Although it remains well short of a seismic shift, there are increasing signs that the traditional makeup of the hunting community is changing. For those who have seen past national survey data for hunters and anglers, you know that the biggest bubble on the participation curve has always been represented by 40+ year-old white males. Until recently, the only changes which have been seen in this curve is that the 40+ age plurality had become 50+ years of age.
Recent U.S. Census Bureau statistics suggest, however, that the number of female hunters has increased an estimated 25% between 2005 and 2011. As of 2011, women now represent 11% of all hunters, up from 9% just five years earlier.

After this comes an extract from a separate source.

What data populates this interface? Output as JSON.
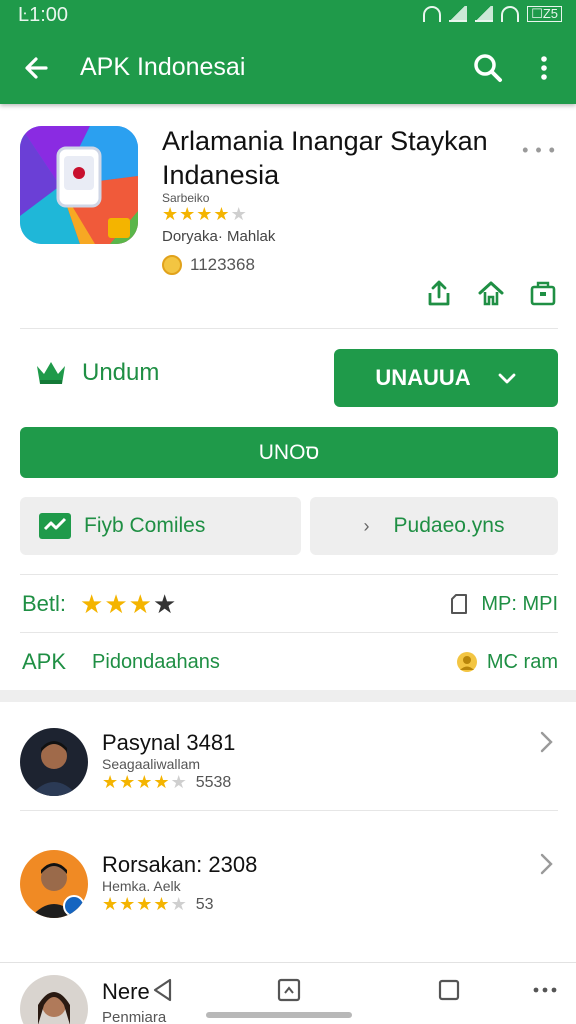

This number exceeds the projections which were made only four years earlier in the 2010 Southwick Associates study on Hunter Number Projections which had forecast a flat-to-declining percentage of overall participation by women (Table 3, Page 5).
Add to this the national effort to engage youth hunters and anglers, the growing enthusiasm for archery and the shooting sports, the Becoming an Outdoors Woman program, and the growing interest in wild game within the gourmet cooking community and voilà, a recipe for success begins to emerge.
According to survey data collected by Responsive Management, “Female hunters were twice as likely as male hunters to hunt for meat (47% female, 22% male).” These data seem to connect well to other Michigan-based initiatives such as the Gourmet Gone Wild program.
Gourmet Gone Wild has hosted a series of events which offer professionally prepared wild game and fish. These events are typically geared to young professionals who may not otherwise be exposed to the health and lifestyle benefits of wild fish and game, as well as the important role hunters and anglers play in the management of said fish and wildlife.
Those who scoff at the idea that movies such as The Hunger Games series could impact interest in archery and hunting should recall the effect that the movie “A River Runs Through It” had on fly fishing. I know of more than one crusty old angler (okay, besides me) who recalls how empty many of our northern Michigan streams had traditionally been in the blissful weeks following the annual trout opener weekend before “A River” debuted, and how active our trout streams have become in the 25+ years since.
In a November 27, 2013 segment appearing on NPR’s Morning Edition, Denise Parker, CEO of USA Archery was quoted as saying that the boom following the original The Hunger Games movie in 2012 caught many by surprise. “We didn’t see that coming,” she says. “We’ve had archery in other movies, but never kind of that whole momentum at one time.” In this story by Grace Hood, Denise Parker is also quoted as saying that overall membership in USA Archery has more than doubled during the past two years.
Clearly, there is no way of knowing to what extent each of these initiatives or cultural phenomenons are having on hunter recruitment or which have been the most effective. The point is, it doesn’t really matter. After all, it appears to be the collective which is contributing to this change and we need an “all of the above” approach. Even if this level of current growth becomes unsustainable, the educational benefits derived from this exposure will serve our nation well when issues emerge which require a new generation of conservation and hunting/angling advocates. Let’s keep throwing the ideas on the wall — it appears some of them are beginning to stick.